Today, the advent of power electronics has tilted the scales in favor of DC networks with integration of renewables, energy storage, and modern high efficiency loads based on power electronics. Theoretical and experimental work has shown the superiority of DC networks over AC networks. In this talk, I will provide a pathway that can be implemented to phase out AC infrastructure, and eventually, we will have DC power-based electricity infrastructure. The replacement of incandescent light bulbs by LEDs is an example of enabling smooth phasing out older AC infrastructure.

Click HERE to download a PDF of the slides.
Click here to see all available video seminars.
Click here to go to the SPREE HOMEPAGE.



Brief Bio

Rajendra Singh is Houser Banks Distinguish professor in the Holcombe Department of Electrical and Computer Engineering and Automotive Engineering at Clemson University (CU). He is also the Executive Director of Electrification of Transportation minority program at CU. During the energy crisis of 1973, he decided to do Ph.D. dissertation in the area of Silicon Solar Cells. In the last 50 years, he has contributed and witnessed the growth of photovoltaic and semiconductor industries. With proven success in operations, project/program leadership, R&D, product/process commercialization, and start-ups, Dr. Singh is a leading technologist with the focused goal of mitigation of climate related challenges by providing green electric power for various sectors including transportation, manufacturing and desalination.

He is author or co-author of over 500 publications in various journals and conference proceedings. He is editor or coeditor of more than fifteen conference proceedings.

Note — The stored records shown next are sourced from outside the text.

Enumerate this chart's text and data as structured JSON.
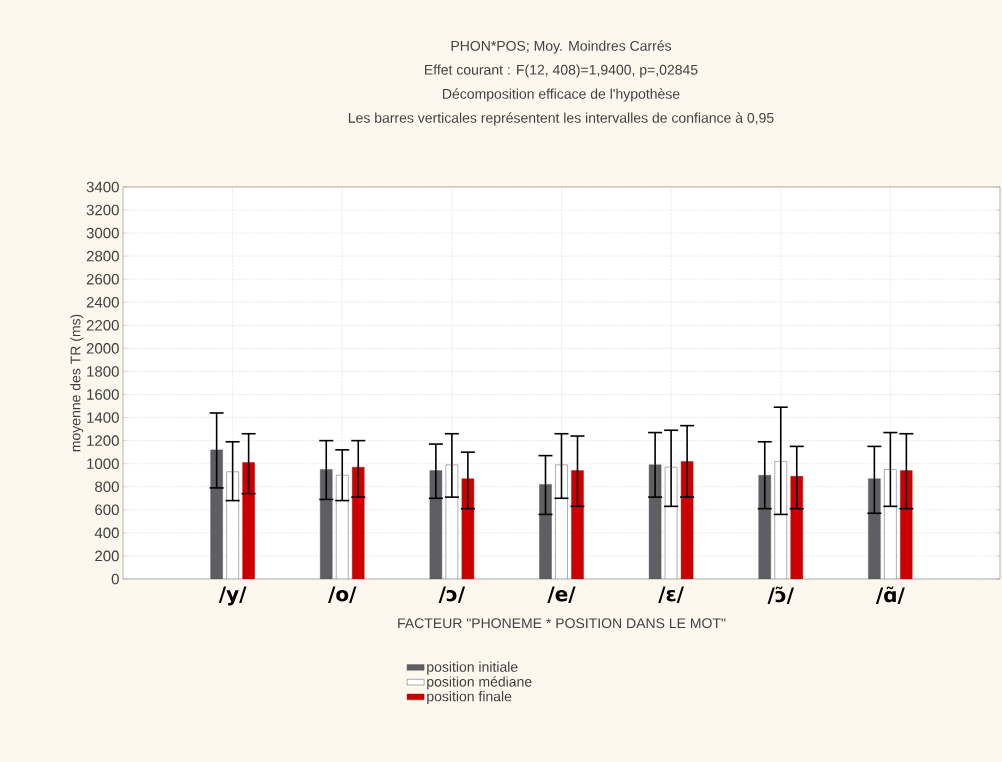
{
  "chart_data": {
    "type": "bar",
    "title": "PHON*POS; Moy. Moindres Carrés",
    "subtitle": "Effet courant : F(12, 408)=1,9400, p=,02845",
    "annotations": [
      "Décomposition efficace de l'hypothèse",
      "Les barres verticales représentent les intervalles de confiance à 0,95"
    ],
    "xlabel": "FACTEUR \"PHONEME * POSITION DANS LE MOT\"",
    "ylabel": "moyenne des TR (ms)",
    "categories": [
      "/y/",
      "/o/",
      "/ɔ/",
      "/e/",
      "/ɛ/",
      "/ɔ̃/",
      "/ɑ̃/"
    ],
    "series": [
      {
        "name": "position initiale",
        "color": "#5f5f63",
        "values": [
          1120,
          950,
          940,
          820,
          990,
          900,
          870
        ],
        "errors": [
          [
            790,
            1440
          ],
          [
            690,
            1200
          ],
          [
            700,
            1170
          ],
          [
            560,
            1070
          ],
          [
            710,
            1270
          ],
          [
            610,
            1190
          ],
          [
            570,
            1150
          ]
        ]
      },
      {
        "name": "position médiane",
        "color": "#ffffff",
        "values": [
          930,
          900,
          990,
          990,
          970,
          1020,
          950
        ],
        "errors": [
          [
            680,
            1190
          ],
          [
            680,
            1120
          ],
          [
            710,
            1260
          ],
          [
            700,
            1260
          ],
          [
            630,
            1290
          ],
          [
            560,
            1490
          ],
          [
            630,
            1270
          ]
        ]
      },
      {
        "name": "position finale",
        "color": "#cc0000",
        "values": [
          1010,
          970,
          870,
          940,
          1020,
          890,
          940
        ],
        "errors": [
          [
            740,
            1260
          ],
          [
            710,
            1200
          ],
          [
            610,
            1100
          ],
          [
            630,
            1240
          ],
          [
            710,
            1330
          ],
          [
            610,
            1150
          ],
          [
            610,
            1260
          ]
        ]
      }
    ],
    "ylim": [
      0,
      3400
    ],
    "yticks": [
      0,
      200,
      400,
      600,
      800,
      1000,
      1200,
      1400,
      1600,
      1800,
      2000,
      2200,
      2400,
      2600,
      2800,
      3000,
      3200,
      3400
    ],
    "grid": true,
    "legend": "bottom"
  }
}
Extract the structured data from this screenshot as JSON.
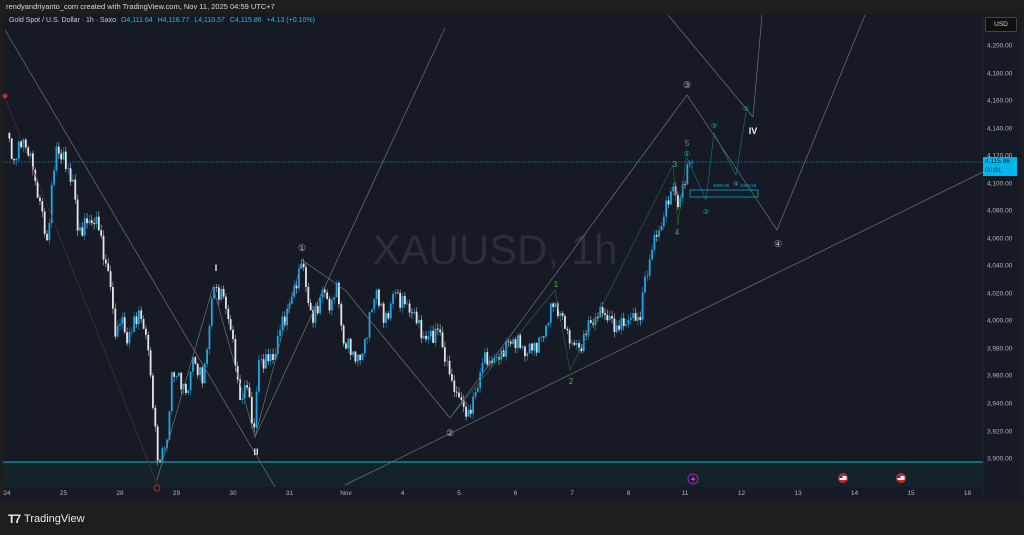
{
  "header": {
    "attribution": "rendyandriyanto_com created with TradingView.com, Nov 11, 2025 04:59 UTC+7"
  },
  "legend": {
    "symbol": "Gold Spot / U.S. Dollar · 1h · Saxo",
    "open": "O4,111.64",
    "high": "H4,116.77",
    "low": "L4,110.57",
    "close": "C4,115.86",
    "change": "+4.13 (+0.10%)"
  },
  "watermark": "XAUUSD, 1h",
  "price_axis": {
    "currency": "USD",
    "last_price": "4,115.86",
    "countdown": "00:01"
  },
  "footer": {
    "brand": "TradingView"
  },
  "annotations": {
    "primary": [
      "①",
      "②",
      "③",
      "④"
    ],
    "roman": [
      "I",
      "II",
      "IV"
    ],
    "green": [
      "1",
      "2",
      "3",
      "4",
      "5"
    ],
    "teal": [
      "①",
      "②",
      "③",
      "④",
      "⑤"
    ],
    "zone_top": "4095.56",
    "zone_bottom": "4090.56"
  },
  "colors": {
    "up": "#1ea7e8",
    "down": "#e6e6e6",
    "background": "#161a25",
    "last_price": "#00b7eb",
    "support": "#10849a",
    "zone": "#14222c",
    "wave_grey": "#8a8e98",
    "wave_green": "#4caf50",
    "wave_teal": "#14a6c4"
  },
  "events": [
    "lightning-event-icon",
    "us-flag-event-icon",
    "us-flag-event-icon"
  ],
  "chart_data": {
    "type": "candlestick",
    "title": "XAUUSD, 1h",
    "x_tick_labels": [
      "24",
      "25",
      "28",
      "29",
      "30",
      "31",
      "Nov",
      "4",
      "5",
      "6",
      "7",
      "8",
      "11",
      "12",
      "13",
      "14",
      "15",
      "18"
    ],
    "y_ticks": [
      4200,
      4180,
      4160,
      4140,
      4120,
      4100,
      4080,
      4060,
      4040,
      4020,
      4000,
      3980,
      3960,
      3940,
      3920,
      3900
    ],
    "y_tick_labels": [
      "4,200.00",
      "4,180.00",
      "4,160.00",
      "4,140.00",
      "4,120.00",
      "4,100.00",
      "4,080.00",
      "4,060.00",
      "4,040.00",
      "4,020.00",
      "4,000.00",
      "3,980.00",
      "3,960.00",
      "3,940.00",
      "3,920.00",
      "3,900.00"
    ],
    "ylim": [
      3880,
      4230
    ],
    "support_level": 3900,
    "last": {
      "open": 4111.64,
      "high": 4116.77,
      "low": 4110.57,
      "close": 4115.86
    },
    "approx_close_path": [
      [
        "24",
        0,
        4137
      ],
      [
        "24",
        3,
        4117
      ],
      [
        "24",
        7,
        4132
      ],
      [
        "24",
        11,
        4110
      ],
      [
        "24",
        17,
        4059
      ],
      [
        "24",
        21,
        4127
      ],
      [
        "25",
        4,
        4103
      ],
      [
        "25",
        6,
        4066
      ],
      [
        "25",
        14,
        4076
      ],
      [
        "25",
        20,
        4025
      ],
      [
        "25",
        22,
        3989
      ],
      [
        "28",
        1,
        4003
      ],
      [
        "28",
        3,
        3984
      ],
      [
        "28",
        8,
        4008
      ],
      [
        "28",
        12,
        3979
      ],
      [
        "28",
        16,
        3899
      ],
      [
        "28",
        20,
        3914
      ],
      [
        "28",
        22,
        3963
      ],
      [
        "29",
        5,
        3950
      ],
      [
        "29",
        7,
        3974
      ],
      [
        "29",
        11,
        3955
      ],
      [
        "29",
        16,
        4025
      ],
      [
        "29",
        20,
        4018
      ],
      [
        "29",
        23,
        3994
      ],
      [
        "30",
        3,
        3943
      ],
      [
        "30",
        6,
        3952
      ],
      [
        "30",
        9,
        3923
      ],
      [
        "30",
        11,
        3972
      ],
      [
        "30",
        17,
        3972
      ],
      [
        "30",
        20,
        3994
      ],
      [
        "31",
        1,
        4018
      ],
      [
        "31",
        5,
        4042
      ],
      [
        "31",
        7,
        4025
      ],
      [
        "31",
        10,
        3999
      ],
      [
        "31",
        14,
        4023
      ],
      [
        "31",
        17,
        4008
      ],
      [
        "31",
        20,
        4028
      ],
      [
        "31",
        23,
        3984
      ],
      [
        "Nov",
        6,
        3972
      ],
      [
        "Nov",
        13,
        4023
      ],
      [
        "Nov",
        16,
        3999
      ],
      [
        "Nov",
        21,
        4021
      ],
      [
        "4",
        4,
        4006
      ],
      [
        "4",
        10,
        3987
      ],
      [
        "4",
        15,
        3994
      ],
      [
        "4",
        21,
        3957
      ],
      [
        "5",
        2,
        3938
      ],
      [
        "5",
        5,
        3933
      ],
      [
        "5",
        10,
        3970
      ],
      [
        "5",
        16,
        3974
      ],
      [
        "5",
        23,
        3987
      ],
      [
        "6",
        5,
        3977
      ],
      [
        "6",
        12,
        3989
      ],
      [
        "6",
        15,
        4013
      ],
      [
        "6",
        19,
        4006
      ],
      [
        "6",
        23,
        3984
      ],
      [
        "7",
        3,
        3981
      ],
      [
        "7",
        8,
        3999
      ],
      [
        "7",
        13,
        4006
      ],
      [
        "7",
        20,
        3994
      ],
      [
        "8",
        2,
        4006
      ],
      [
        "8",
        5,
        4001
      ],
      [
        "8",
        6,
        4021
      ],
      [
        "8",
        10,
        4052
      ],
      [
        "8",
        15,
        4076
      ],
      [
        "8",
        19,
        4098
      ],
      [
        "8",
        21,
        4083
      ],
      [
        "11",
        1,
        4114
      ],
      [
        "11",
        3,
        4115.86
      ]
    ]
  }
}
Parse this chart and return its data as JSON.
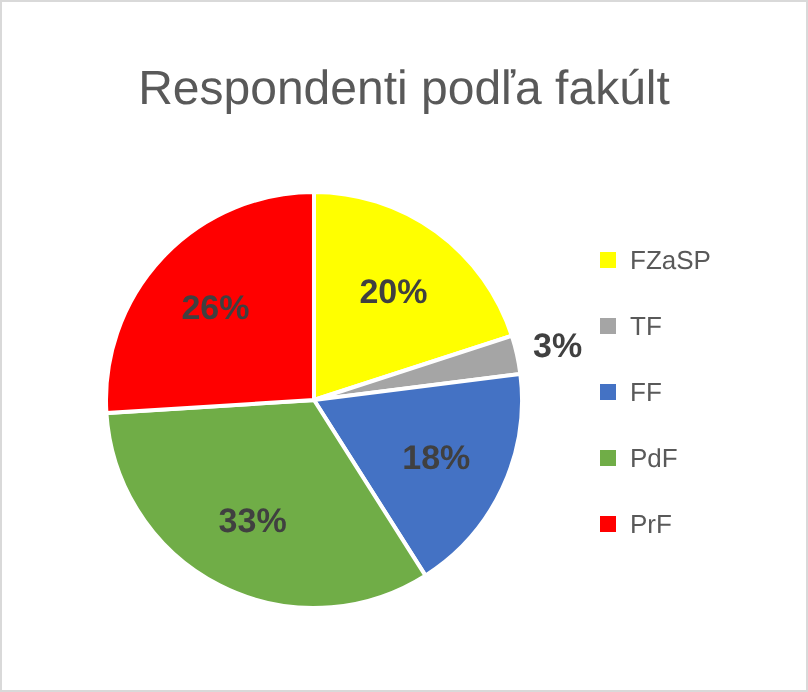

He has presented over 60 keynote addresses and invited talks in various national and international conferences. Dr. Singh holds six patents. Technology developed in his lab has been licensed to industry for commercialization. He is fellow of IEEE, SPIE, ASM and AAAS. Dr. Singh has received a number of national and international awards. In 2014, he was honored by US President Barack Obama as a White House “Champion of Change for Solar Deployment” for his leadership in advancing solar energy with photovoltaics technology. In 2019, he received Hind Rattan (Jewel of India) Award presented by Bibek Debroy, chairman of the Economic Advisory Council to Prime Minister Narendra Modi.”